FanDuel - WFBC

April 13, 2010

NCAA May Screen Athletes with Sickle Cell: Out of the 21 college athletes who collapsed and died during training the past decade, eight had the sickle cell trait, a genetic disorder that can become fatal unexpectedly during exercise. An NCAA proposal to test for the trait is being resisted by the Sickle Cell Disease Association of America, which fears it could cost the afflicted athletes the chance to compete. "A lot of the kids who have died, they've known they have sickle-cell trait and they still run them to death," said Dr. William Roberts, coauthor of recommendations for preseason physicals. "It should just be a change in the training program to protect everyone and not just the kids with sickle."

posted by rcade to general at 11:11 AM - 5 comments

From the article:

During extreme exercise, some blood cells in an athlete with sickle-cell trait elongate into sickle shapes that can disrupt blood flow to parts of the body, potentially causing damage. Heat, altitude and dehydration increase the risk of sickling, according to the National Athletic Trainers' Association, which recommends easing athletes into workouts, giving them regular breaks and modifying intense conditioning tests.

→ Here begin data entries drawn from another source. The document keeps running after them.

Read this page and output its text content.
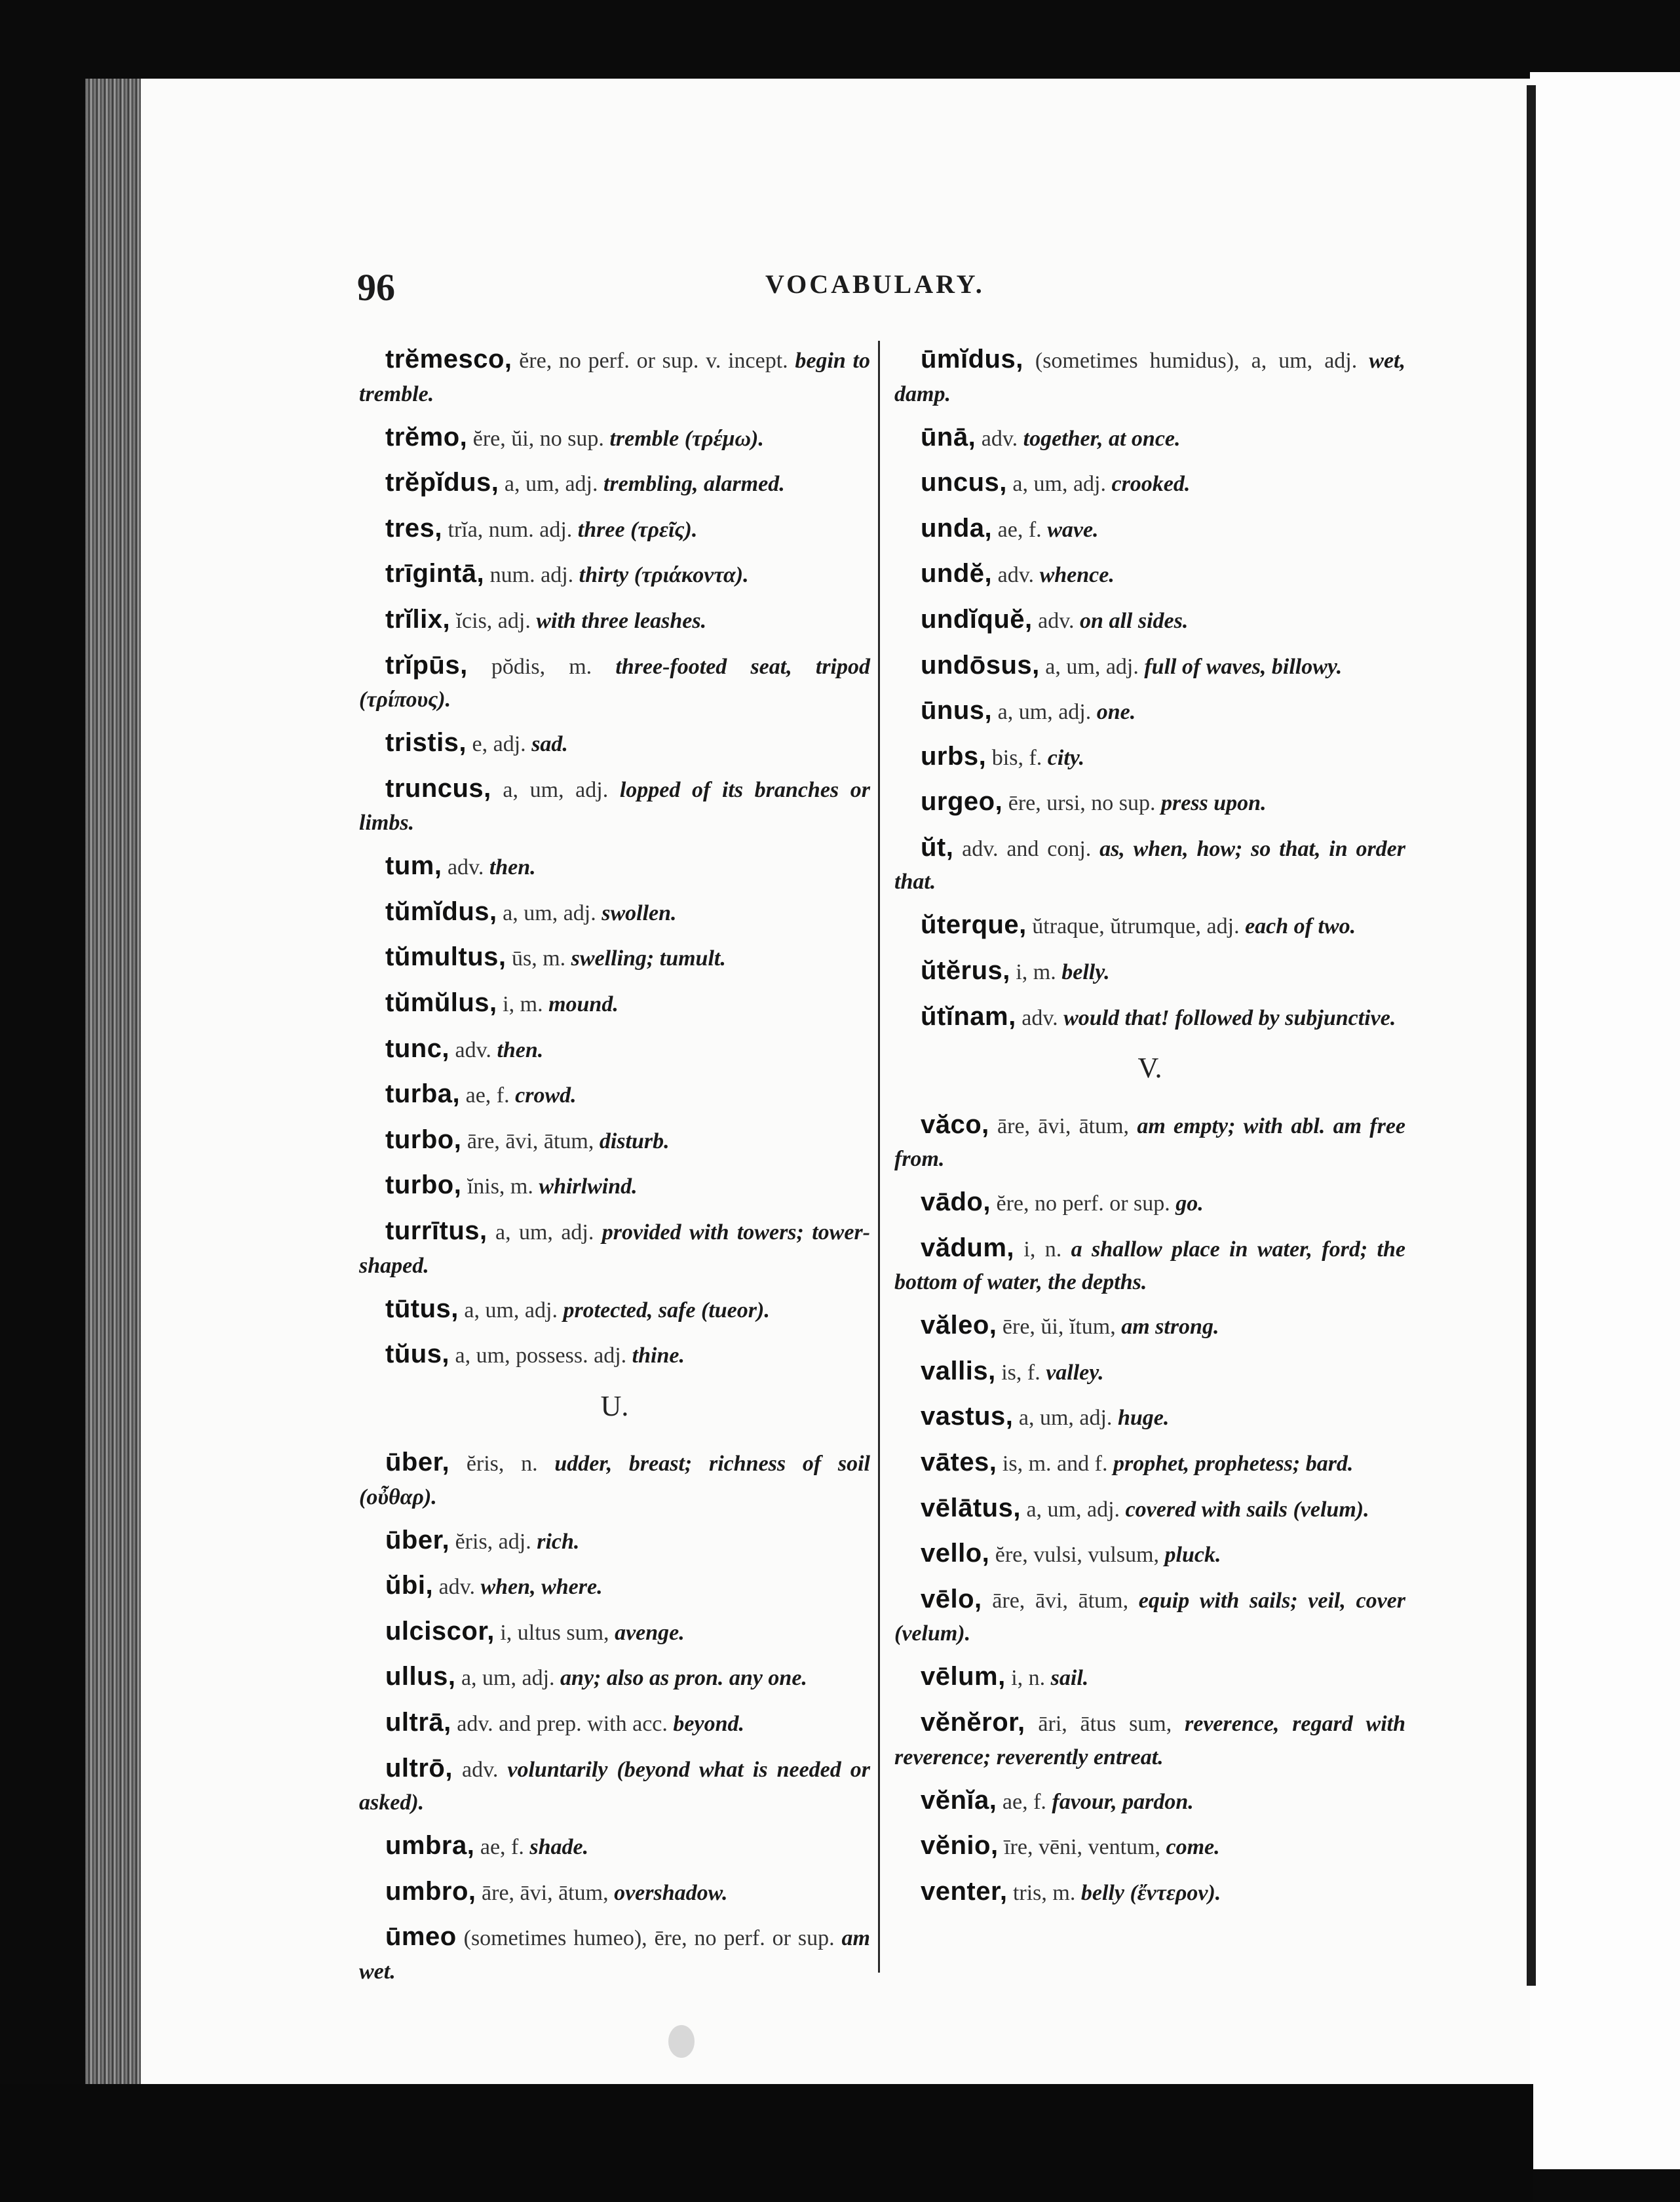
96	VOCABULARY.

trĕmesco, ĕre, no perf. or sup. v. incept. begin to tremble.

trĕmo, ĕre, ŭi, no sup. tremble (τρέμω).

trĕpĭdus, a, um, adj. trembling, alarmed.

tres, trĭa, num. adj. three (τρεῖς).

trīgintā, num. adj. thirty (τριάκοντα).

trĭlix, ĭcis, adj. with three leashes.

trĭpūs, pŏdis, m. three-footed seat, tripod (τρίπους).

tristis, e, adj. sad.

truncus, a, um, adj. lopped of its branches or limbs.

tum, adv. then.

tŭmĭdus, a, um, adj. swollen.

tŭmultus, ūs, m. swelling; tumult.

tŭmŭlus, i, m. mound.

tunc, adv. then.

turba, ae, f. crowd.

turbo, āre, āvi, ātum, disturb.

turbo, ĭnis, m. whirlwind.

turrītus, a, um, adj. provided with towers; tower-shaped.

tūtus, a, um, adj. protected, safe (tueor).

tŭus, a, um, possess. adj. thine.

U.

ūber, ĕris, n. udder, breast; richness of soil (οὖθαρ).

ūber, ĕris, adj. rich.

ŭbi, adv. when, where.

ulciscor, i, ultus sum, avenge.

ullus, a, um, adj. any; also as pron. any one.

ultrā, adv. and prep. with acc. beyond.

ultrō, adv. voluntarily (beyond what is needed or asked).

umbra, ae, f. shade.

umbro, āre, āvi, ātum, overshadow.

ūmeo (sometimes humeo), ēre, no perf. or sup. am wet.

ūmĭdus, (sometimes humidus), a, um, adj. wet, damp.

ūnā, adv. together, at once.

uncus, a, um, adj. crooked.

unda, ae, f. wave.

undĕ, adv. whence.

undĭquĕ, adv. on all sides.

undōsus, a, um, adj. full of waves, billowy.

ūnus, a, um, adj. one.

urbs, bis, f. city.

urgeo, ēre, ursi, no sup. press upon.

ŭt, adv. and conj. as, when, how; so that, in order that.

ŭterque, ŭtraque, ŭtrumque, adj. each of two.

ŭtĕrus, i, m. belly.

ŭtĭnam, adv. would that! followed by subjunctive.

V.

văco, āre, āvi, ātum, am empty; with abl. am free from.

vādo, ĕre, no perf. or sup. go.

vădum, i, n. a shallow place in water, ford; the bottom of water, the depths.

văleo, ēre, ŭi, ĭtum, am strong.

vallis, is, f. valley.

vastus, a, um, adj. huge.

vātes, is, m. and f. prophet, prophetess; bard.

vēlātus, a, um, adj. covered with sails (velum).

vello, ĕre, vulsi, vulsum, pluck.

vēlo, āre, āvi, ātum, equip with sails; veil, cover (velum).

vēlum, i, n. sail.

vĕnĕror, āri, ātus sum, reverence, regard with reverence; reverently entreat.

vĕnĭa, ae, f. favour, pardon.

vĕnio, īre, vēni, ventum, come.

venter, tris, m. belly (ἔντερον).
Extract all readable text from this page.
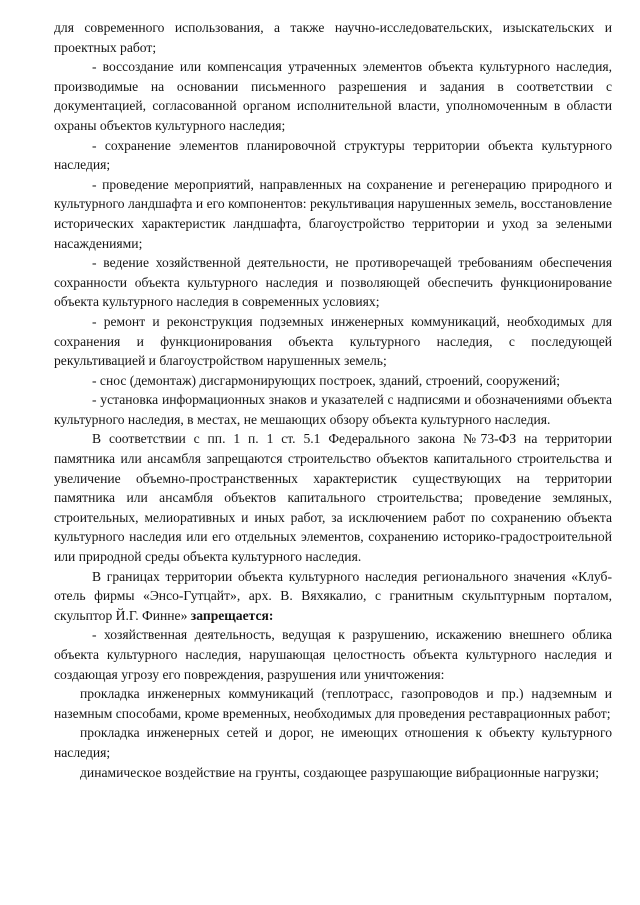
для современного использования, а также научно-исследовательских, изыскательских и проектных работ;

- воссоздание или компенсация утраченных элементов объекта культурного наследия, производимые на основании письменного разрешения и задания в соответствии с документацией, согласованной органом исполнительной власти, уполномоченным в области охраны объектов культурного наследия;

- сохранение элементов планировочной структуры территории объекта культурного наследия;

- проведение мероприятий, направленных на сохранение и регенерацию природного и культурного ландшафта и его компонентов: рекультивация нарушенных земель, восстановление исторических характеристик ландшафта, благоустройство территории и уход за зелеными насаждениями;

- ведение хозяйственной деятельности, не противоречащей требованиям обеспечения сохранности объекта культурного наследия и позволяющей обеспечить функционирование объекта культурного наследия в современных условиях;

- ремонт и реконструкция подземных инженерных коммуникаций, необходимых для сохранения и функционирования объекта культурного наследия, с последующей рекультивацией и благоустройством нарушенных земель;

- снос (демонтаж) дисгармонирующих построек, зданий, строений, сооружений;

- установка информационных знаков и указателей с надписями и обозначениями объекта культурного наследия, в местах, не мешающих обзору объекта культурного наследия.

В соответствии с пп. 1 п. 1 ст. 5.1 Федерального закона №73-ФЗ на территории памятника или ансамбля запрещаются строительство объектов капитального строительства и увеличение объемно-пространственных характеристик существующих на территории памятника или ансамбля объектов капитального строительства; проведение земляных, строительных, мелиоративных и иных работ, за исключением работ по сохранению объекта культурного наследия или его отдельных элементов, сохранению историко-градостроительной или природной среды объекта культурного наследия.

В границах территории объекта культурного наследия регионального значения «Клуб-отель фирмы «Энсо-Гутцайт», арх. В. Вяхякалио, с гранитным скульптурным порталом, скульптор Й.Г. Финне» запрещается:

- хозяйственная деятельность, ведущая к разрушению, искажению внешнего облика объекта культурного наследия, нарушающая целостность объекта культурного наследия и создающая угрозу его повреждения, разрушения или уничтожения:

прокладка инженерных коммуникаций (теплотрасс, газопроводов и пр.) надземным и наземным способами, кроме временных, необходимых для проведения реставрационных работ;

прокладка инженерных сетей и дорог, не имеющих отношения к объекту культурного наследия;

динамическое воздействие на грунты, создающее разрушающие вибрационные нагрузки;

The recommendations for exercise for those with sickle cell trait seem like good general practices anyway. I don't think people should be singled out. I believe it is illegal for employers (like the NFL) to do genetic testing.

posted by bperk at 11:21 AM on April 13

thanks for this, rcade.

posted by smithers at 11:39 AM on April 13

Ryan Clark for the Steelers has this. I am not sure if we talked about him last season when he sat out a game in Denver due to sickle cell. He had to have his spleen and gallbladder removed and almost die when he played there a fews years back. I think testing for this would be very inportant in college especially if you play teams from Colorado.

posted by Debo270 at 01:46 PM on April 13

I don't think people should be singled out. I believe it is illegal for employers (like the NFL) to do genetic testing.

Would it be ok if they suggest to all their black players that they get the testing done on their own and then choose to share it with team management and medical personnel? The testing is the only way to determine if they have this condition or not. Would you prefer they keep their privacy and run the risk of unncessary death?

posted by irunfromclones at 07:12 PM on April 13

I can understand the benefits, but there are some pretty big implications to testing too. If every potential NCAA athlete was screened for sickle cell by the NCAA, would schools allow any of them to compete? Would their insurers? Genetic testing for this and other conditions could end up disqualifying a lot of athletes.